Once upon a time, there was something beseeching about a public mea culpa. Once upon a time, if you found yourself soliciting sex in a toilet block, in bed with a prostitute or having fathered an illegitimate child, there was always a chance that the situation could be salvaged.
Your people would phone Barbara Walters’ people, would phone Oprah’s people, and you’d settle into armchair and tell your story.
You’d mention your depression. Your struggles with substance abuse. There’d be child abuse. Self-esteem issues. Your parents always said that you were nothing. You once saw a kitten hit by a car. You’ve been struggling with a mysterious illness.
The sin would be admitted to – yes you’re flawed, aren’t we all flawed? – and you’d cry. And if you’ve got a long-suffering significant other, they’d be propped next to you squeezing your hand at well-timed intervals.
You hurt people, you’re devastated that you did that. You’re seeking treatment, you want to take some time away from the public eye now. To recover, regroup, rebuild relationships and truly work out what it is you want from this life.
And once upon a time audiences bought it. We might not have ever completely forgotten your sin, but there was once a time when taking ownership of a wretched situation could be construed as adult, as responsible, as potentially even admirable for those drawn to the bad-boy-made-good narrative. And you’d be credited accordingly.
Not anymore, my friends, not anymore.
Spin and crisis management are ridiculously familiar to modern media audiences. Nowadays, no screen portrayal of politics exists without at least a couple of career-destroying scandals that get fixed through press conferences, tell-all interviews and tears.
And in every single one of these depictions, audiences are reminded of the all-too-quickly deployed tools of political manipulation. Because in a world where each of us has a phone that doubles as a camera, there’s only so long a scandal can be denied before the evidence surfaces and the witnesses start blabbing. Control needs to be regained and a public mea culpa has always been a key component.
That nowadays we can all see through this routine is at the crux of why any crap Lance spills to Oprah won’t help him. In the contemporary mediascape, he has chosen an anachronistic technique to try to fix a horrendous situation without conceding that it no longer functions as the silver bullet. He’s not as smart as he thinks he is, audiences are nowhere near as malleable as they once might have been and this whole soft interrogation thing is starting to look pretty dusty.
Of course, such arrogance about his intellect, about his powers of persuasion, is precisely why Armstrong finds himself in this pickle.
Had he just been a doper, and had it been 1991, then perhaps having a sit-down with Oprah may have done the trick. Alas it’s not 1991, we’re not in Kansas anymore, and he’s not just a doper; rather, he is the bloke who arrogantly Tweeted the photograph of himself reclining in front of his ill-gotten tour jerseys. I dare say we’re less likely to forgive this routine than all his dastardly juicing.

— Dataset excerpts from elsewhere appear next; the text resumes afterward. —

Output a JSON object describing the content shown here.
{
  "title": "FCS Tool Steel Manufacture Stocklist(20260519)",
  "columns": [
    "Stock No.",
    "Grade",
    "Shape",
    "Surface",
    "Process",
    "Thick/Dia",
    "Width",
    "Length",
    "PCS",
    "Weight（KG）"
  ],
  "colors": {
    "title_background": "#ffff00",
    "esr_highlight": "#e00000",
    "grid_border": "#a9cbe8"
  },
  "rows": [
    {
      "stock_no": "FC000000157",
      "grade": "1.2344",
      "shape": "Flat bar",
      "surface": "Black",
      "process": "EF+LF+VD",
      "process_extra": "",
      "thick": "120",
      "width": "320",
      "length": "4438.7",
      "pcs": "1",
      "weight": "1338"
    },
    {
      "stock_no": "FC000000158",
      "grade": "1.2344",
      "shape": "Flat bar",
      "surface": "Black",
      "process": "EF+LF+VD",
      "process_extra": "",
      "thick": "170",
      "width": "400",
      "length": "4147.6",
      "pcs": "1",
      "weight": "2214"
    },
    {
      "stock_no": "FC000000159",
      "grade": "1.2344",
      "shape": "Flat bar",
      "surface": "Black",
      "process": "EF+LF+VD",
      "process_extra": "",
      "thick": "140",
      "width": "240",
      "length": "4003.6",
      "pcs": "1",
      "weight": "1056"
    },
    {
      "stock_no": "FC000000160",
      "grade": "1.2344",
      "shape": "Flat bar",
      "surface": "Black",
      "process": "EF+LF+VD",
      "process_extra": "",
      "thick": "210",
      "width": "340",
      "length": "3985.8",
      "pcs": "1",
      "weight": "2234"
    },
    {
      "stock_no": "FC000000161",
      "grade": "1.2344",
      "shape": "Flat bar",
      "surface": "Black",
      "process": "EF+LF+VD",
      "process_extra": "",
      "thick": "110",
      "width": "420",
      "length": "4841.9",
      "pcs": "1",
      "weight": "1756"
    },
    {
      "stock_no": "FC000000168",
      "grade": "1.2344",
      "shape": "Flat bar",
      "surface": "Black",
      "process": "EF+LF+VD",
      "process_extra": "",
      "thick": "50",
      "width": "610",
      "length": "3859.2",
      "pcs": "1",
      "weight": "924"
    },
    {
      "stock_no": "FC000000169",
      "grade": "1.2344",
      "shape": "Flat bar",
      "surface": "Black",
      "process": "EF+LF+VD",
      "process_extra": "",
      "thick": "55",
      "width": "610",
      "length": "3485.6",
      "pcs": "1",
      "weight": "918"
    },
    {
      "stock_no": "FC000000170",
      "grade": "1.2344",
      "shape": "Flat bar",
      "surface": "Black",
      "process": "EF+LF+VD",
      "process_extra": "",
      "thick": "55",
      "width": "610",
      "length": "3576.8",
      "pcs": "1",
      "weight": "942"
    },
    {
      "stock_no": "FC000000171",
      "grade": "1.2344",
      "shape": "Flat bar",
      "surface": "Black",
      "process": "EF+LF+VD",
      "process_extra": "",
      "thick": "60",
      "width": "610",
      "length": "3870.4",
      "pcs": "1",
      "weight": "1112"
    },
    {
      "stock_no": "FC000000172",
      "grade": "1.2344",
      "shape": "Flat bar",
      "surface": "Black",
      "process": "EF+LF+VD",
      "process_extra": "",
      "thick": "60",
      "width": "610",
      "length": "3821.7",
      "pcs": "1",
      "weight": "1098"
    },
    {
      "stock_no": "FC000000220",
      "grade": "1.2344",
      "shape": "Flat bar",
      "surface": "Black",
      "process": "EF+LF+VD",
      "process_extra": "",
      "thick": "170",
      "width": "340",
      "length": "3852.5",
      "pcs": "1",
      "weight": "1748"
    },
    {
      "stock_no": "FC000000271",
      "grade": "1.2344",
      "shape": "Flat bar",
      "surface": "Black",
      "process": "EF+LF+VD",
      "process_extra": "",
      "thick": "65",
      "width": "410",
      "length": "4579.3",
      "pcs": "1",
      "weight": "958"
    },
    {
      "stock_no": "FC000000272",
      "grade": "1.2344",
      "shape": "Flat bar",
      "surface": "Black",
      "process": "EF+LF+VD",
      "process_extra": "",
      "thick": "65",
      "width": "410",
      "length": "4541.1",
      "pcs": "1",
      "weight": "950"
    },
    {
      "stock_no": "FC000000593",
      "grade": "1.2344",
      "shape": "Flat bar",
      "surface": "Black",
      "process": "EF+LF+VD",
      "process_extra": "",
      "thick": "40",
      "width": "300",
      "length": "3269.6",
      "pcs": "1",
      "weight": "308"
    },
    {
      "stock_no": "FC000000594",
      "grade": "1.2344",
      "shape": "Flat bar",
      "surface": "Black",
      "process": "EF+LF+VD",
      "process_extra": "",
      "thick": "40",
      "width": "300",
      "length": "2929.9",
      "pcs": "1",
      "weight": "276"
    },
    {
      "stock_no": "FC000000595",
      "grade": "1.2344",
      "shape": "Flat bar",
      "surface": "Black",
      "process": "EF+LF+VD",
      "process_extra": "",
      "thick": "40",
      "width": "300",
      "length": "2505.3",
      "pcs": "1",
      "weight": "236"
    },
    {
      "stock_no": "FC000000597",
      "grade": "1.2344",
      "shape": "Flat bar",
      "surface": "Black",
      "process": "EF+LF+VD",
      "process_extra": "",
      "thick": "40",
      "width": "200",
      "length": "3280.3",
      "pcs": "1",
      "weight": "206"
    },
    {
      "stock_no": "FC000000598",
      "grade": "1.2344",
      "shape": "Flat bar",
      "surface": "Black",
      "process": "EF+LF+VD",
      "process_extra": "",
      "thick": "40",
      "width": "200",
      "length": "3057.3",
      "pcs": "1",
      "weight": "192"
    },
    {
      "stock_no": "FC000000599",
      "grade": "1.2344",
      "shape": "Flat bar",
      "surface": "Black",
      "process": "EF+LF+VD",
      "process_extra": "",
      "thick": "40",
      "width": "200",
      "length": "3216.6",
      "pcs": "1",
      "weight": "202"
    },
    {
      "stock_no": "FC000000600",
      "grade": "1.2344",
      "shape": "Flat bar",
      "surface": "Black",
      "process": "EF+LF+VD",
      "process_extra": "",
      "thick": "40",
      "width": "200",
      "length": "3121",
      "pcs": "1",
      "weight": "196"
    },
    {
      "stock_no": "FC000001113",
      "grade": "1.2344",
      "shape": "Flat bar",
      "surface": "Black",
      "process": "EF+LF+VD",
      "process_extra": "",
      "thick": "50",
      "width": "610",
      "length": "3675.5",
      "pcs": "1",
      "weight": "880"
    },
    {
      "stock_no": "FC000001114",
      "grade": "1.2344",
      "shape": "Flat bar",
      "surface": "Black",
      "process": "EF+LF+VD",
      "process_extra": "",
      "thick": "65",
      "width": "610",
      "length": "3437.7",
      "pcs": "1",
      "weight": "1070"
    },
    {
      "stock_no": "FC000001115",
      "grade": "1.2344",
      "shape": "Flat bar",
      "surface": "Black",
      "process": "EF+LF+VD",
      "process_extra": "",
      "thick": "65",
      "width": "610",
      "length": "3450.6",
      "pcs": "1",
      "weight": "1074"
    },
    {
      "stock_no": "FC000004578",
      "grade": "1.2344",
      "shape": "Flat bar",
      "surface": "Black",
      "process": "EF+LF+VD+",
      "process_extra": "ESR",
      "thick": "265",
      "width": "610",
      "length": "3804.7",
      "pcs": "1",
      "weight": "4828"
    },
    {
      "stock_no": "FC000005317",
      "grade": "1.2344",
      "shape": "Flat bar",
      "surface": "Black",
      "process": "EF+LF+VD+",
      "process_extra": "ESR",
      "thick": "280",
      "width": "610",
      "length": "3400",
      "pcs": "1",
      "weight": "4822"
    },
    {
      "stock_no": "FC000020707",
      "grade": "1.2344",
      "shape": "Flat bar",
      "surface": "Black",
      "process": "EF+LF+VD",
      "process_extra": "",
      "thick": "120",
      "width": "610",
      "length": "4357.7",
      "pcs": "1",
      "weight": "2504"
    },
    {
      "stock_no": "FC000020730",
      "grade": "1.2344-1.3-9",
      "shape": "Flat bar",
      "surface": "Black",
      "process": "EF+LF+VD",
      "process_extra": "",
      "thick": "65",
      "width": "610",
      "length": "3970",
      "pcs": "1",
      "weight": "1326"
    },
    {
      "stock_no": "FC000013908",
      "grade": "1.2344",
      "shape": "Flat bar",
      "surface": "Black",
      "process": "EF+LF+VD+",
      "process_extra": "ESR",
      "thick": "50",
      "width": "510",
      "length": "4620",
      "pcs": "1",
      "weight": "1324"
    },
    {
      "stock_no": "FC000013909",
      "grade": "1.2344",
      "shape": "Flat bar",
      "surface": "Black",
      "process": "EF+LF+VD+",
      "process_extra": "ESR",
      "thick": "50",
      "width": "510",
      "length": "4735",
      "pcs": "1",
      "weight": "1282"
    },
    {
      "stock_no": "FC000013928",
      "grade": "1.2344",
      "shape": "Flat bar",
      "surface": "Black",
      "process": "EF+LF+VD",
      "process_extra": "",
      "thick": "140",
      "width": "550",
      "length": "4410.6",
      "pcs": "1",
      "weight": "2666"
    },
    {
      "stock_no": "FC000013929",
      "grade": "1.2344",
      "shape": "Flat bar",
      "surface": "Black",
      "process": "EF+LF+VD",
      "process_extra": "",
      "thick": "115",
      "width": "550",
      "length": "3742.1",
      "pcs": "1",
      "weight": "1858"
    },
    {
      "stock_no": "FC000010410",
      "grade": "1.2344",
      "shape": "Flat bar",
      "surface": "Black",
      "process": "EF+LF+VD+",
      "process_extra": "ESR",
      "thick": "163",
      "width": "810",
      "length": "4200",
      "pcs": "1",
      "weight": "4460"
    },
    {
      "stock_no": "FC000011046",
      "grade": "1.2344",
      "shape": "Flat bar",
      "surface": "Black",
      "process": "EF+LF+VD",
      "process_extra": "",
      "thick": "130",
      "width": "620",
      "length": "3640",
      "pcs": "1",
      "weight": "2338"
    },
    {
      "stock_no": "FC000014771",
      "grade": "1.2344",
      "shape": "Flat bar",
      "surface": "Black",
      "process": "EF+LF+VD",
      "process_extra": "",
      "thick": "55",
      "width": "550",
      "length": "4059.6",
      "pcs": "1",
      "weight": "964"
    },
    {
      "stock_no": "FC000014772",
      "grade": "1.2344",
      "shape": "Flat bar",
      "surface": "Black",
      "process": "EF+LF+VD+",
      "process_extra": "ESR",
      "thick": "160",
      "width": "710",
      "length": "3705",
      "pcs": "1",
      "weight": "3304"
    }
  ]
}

Lance started digging his grave every time he denied enhancing his performance. And he shovelled deeper every time he exhibited his trademark arrogance that made it seem outrageous that anyone would ever think to question his integrity.
Humans are predisposed to forgive. That, compounded with our yen to put athletes on pedestals for even the slightest achievement means a lot of us really want to stop hating him. But doing so is only possible when we’re given a reason to. When something - anything! - gets dangled in front of us to make him seem worthy of our forgiveness.
Rather than seeming like a nice guy, a humble guy, a likable guy, instead, Armstrong has been treating us all like idiots. Having a yarn with Oprah only perpetuates this.
We’re all 30 seconds away from typing “lance armstrong couch jersey” into the Google images search. That’s thirty seconds from a visual reminder that no public mea culpa is going to get him out of this one.